The university expects the transition to the Toronto Metropolitan name will be well under way by the start of the fall semester. Some websites will be able to use the new name very quickly, while signs on campus will take longer to replace.
The university branding and logos, with the blue and yellow colour scheme, will not change. The Ryerson name will still appear on official documents such as transcripts and degrees until the university’s governing legislation is amended, which likely will not happen until after a provincial election expected in June.
Jennifer Simpson, Ryerson’s provost, said the new name will better reflect the values the university wants to present to the world. It’s the first university in Canada to change its name in response to debates over colonization and historical commemoration.

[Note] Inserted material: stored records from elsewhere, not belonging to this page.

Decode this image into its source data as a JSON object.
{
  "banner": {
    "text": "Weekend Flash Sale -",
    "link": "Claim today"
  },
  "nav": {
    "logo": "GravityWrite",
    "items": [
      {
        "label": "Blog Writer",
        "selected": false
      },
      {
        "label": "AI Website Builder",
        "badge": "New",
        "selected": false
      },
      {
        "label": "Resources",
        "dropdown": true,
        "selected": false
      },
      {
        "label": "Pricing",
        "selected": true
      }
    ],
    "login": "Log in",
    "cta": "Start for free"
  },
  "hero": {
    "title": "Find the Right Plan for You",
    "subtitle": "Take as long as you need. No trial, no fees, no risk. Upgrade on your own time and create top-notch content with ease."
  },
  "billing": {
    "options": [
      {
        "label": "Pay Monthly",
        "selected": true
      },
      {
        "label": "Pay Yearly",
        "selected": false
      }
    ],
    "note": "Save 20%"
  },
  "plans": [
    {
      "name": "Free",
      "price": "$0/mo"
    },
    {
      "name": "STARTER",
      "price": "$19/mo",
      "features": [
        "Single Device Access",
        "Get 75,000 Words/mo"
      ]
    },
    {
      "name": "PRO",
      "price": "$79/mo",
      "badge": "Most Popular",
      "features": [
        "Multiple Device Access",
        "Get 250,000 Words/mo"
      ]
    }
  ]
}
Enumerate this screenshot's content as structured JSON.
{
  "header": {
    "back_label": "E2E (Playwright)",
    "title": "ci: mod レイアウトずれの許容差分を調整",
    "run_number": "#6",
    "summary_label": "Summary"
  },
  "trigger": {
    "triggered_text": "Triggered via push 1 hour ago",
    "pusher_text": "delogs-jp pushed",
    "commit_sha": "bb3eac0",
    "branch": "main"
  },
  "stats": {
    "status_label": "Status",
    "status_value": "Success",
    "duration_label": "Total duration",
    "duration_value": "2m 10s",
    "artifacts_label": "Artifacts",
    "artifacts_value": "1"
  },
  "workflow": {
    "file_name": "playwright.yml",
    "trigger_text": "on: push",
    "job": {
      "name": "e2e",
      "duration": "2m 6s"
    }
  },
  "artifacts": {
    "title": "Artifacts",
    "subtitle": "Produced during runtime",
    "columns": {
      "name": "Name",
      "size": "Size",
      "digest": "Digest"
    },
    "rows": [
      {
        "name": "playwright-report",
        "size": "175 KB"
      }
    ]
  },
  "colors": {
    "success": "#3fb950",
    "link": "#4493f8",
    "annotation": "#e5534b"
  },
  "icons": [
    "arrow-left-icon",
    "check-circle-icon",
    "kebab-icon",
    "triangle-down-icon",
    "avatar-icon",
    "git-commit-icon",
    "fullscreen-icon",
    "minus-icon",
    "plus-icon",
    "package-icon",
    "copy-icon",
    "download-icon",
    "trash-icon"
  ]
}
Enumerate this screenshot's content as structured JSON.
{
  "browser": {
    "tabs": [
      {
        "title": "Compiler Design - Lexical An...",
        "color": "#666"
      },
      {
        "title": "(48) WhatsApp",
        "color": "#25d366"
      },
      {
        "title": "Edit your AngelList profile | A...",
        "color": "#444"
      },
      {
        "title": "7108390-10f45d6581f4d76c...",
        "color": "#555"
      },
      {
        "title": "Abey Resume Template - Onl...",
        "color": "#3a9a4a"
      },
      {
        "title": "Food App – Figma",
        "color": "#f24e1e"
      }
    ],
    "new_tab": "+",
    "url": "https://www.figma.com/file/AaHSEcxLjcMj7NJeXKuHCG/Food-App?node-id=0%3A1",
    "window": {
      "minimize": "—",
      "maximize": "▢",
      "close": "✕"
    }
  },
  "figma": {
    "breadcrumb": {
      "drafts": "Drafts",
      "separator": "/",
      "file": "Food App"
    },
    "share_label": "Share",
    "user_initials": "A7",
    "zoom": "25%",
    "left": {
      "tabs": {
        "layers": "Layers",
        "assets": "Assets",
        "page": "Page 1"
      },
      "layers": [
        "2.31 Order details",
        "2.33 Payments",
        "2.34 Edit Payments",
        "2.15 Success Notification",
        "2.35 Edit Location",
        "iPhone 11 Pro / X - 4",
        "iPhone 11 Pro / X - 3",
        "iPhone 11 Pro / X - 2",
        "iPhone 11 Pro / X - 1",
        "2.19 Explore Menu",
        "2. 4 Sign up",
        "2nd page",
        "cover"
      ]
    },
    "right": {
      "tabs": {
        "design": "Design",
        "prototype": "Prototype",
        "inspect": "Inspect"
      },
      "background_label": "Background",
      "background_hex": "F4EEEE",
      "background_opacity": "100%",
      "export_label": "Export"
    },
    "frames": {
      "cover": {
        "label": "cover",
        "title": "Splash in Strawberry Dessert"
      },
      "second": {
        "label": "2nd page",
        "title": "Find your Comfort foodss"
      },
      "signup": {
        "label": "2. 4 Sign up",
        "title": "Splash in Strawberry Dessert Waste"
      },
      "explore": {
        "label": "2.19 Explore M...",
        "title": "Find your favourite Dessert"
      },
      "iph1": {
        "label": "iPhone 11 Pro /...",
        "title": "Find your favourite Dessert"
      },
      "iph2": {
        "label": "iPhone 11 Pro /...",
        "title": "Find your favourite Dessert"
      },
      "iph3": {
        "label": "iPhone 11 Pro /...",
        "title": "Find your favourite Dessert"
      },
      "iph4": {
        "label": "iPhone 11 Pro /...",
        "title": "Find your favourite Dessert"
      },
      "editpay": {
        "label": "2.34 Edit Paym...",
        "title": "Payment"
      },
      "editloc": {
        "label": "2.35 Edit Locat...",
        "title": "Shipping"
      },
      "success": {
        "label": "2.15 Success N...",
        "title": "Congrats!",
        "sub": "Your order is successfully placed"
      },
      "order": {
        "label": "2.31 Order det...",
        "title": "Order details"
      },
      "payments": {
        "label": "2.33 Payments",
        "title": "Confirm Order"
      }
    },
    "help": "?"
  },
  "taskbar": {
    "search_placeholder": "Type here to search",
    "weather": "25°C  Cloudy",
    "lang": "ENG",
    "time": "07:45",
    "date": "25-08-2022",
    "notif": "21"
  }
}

“The university is really out in front in finding a way forward and acknowledging the complications and complexities of colonialism,” Dr. Simpson said.
Dr. Simpson led the renaming committee that presented a shortlist of possibilities to Dr. Lachemi, a process that began with a survey completed by 30,000 people. It led to a list of possibilities the committee thought could serve the university for decades to come.
Tanya (Toni) De Mello, the law school’s assistant dean of students, also sat on the renaming committee, composed of a broad range of people, including Indigenous representatives. The group concluded the new name had to reflect the diversity of the campus as well as its connection to the city and to innovation, Dr. De Mello said.
The university hired a brand consultancy, Operative, to assist the committee in ensuring the suggested names would not infringe on other existing institutions and would not carry negative associations in other languages and cultures.
Opposition to the Ryerson name gathered momentum last year following the discovery of unmarked graves at the site of a former residential school in Kamloops, B.C. Many Ryerson students and faculty stopped using its name in their bios and on CVs, using the name “X” university instead. A statue of Egerton Ryerson was pulled down after a demonstration last June and the university did not replace it.
A group calling itself the Friends of Egerton Ryerson campaigned to stop the name change, arguing Mr. Ryerson had been unfairly judged. Mr. Ryerson died in 1882 before the residential school system was widespread, but his work has been linked with an 1879 report by Nicholas Flood Davin that laid the foundation for the system.
Dr. Lachemi said Ryerson’s name had come to represent something divisive, but he added the past will not be erased.
“This process of changing names has been driven by our values and the importance of being more inclusive. However, I think it’s important to recognize that what has been done in the last 73 years is also a source of pride for all of us, and we should not shy away from that,” Dr. Lachemi said.